Reputation: 123
In below program i am getting output as false .But as per my understanding when we add two temporary reference variable then result go inside constant pool which does not allow duplicates so we must have gotten output as true here but we are getting false as an output.Can somebody explain me reason behind this?
package com.lara;
public class Man9
{
public static void main(String[] args)
{
String s1 = "ja";
String s2 = "va";
String s3 = "ja".concat("va");
String s4 = "java";
System.out.println(s3==s4);
}
}
Upvotes: 2
Views: 192
Reputation: 3692
You need to use s3.equals(s4), not s3==s4.
Then you will get your true result.
See transcript below
C:\temp>java foo
false
true
C:\temp>type foo.java
public class foo
{
public static void main(String[] args)
{
String s1 = "ja";
String s2 = "va";
String s3 = "ja".concat("va");
String s4 = "java";
System.out.println(s3==s4);
System.out.println(s3.equals(s4));
}
}
Upvotes: 1
Reputation: 1499770
Your understanding about string concatenation is incorrect.

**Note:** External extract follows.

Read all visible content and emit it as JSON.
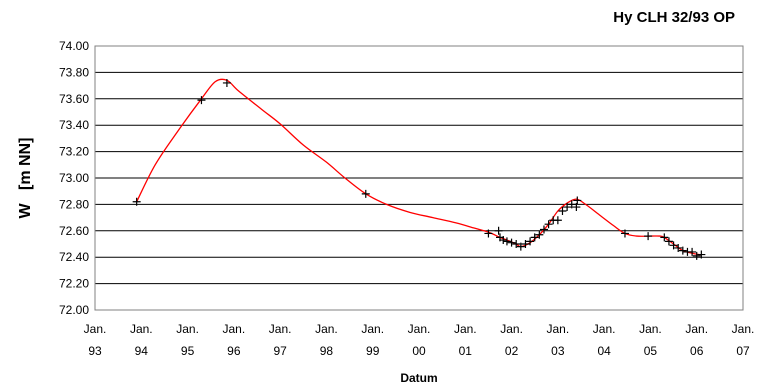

Only string constants get interned by default. Now a string constant isn't just a string literal - it can include the concatenation of other constants using the +
operator, e.g.
String x = "hello";
String y = "hel" + "lo";
// x == y, as the concatenation has been performed at compile-time
But in your case, you're making a method call - and that's not part of what the Java Language Specification considers when determining constant string expressions.
See section 15.28 of the JLS for what is considered a "constant".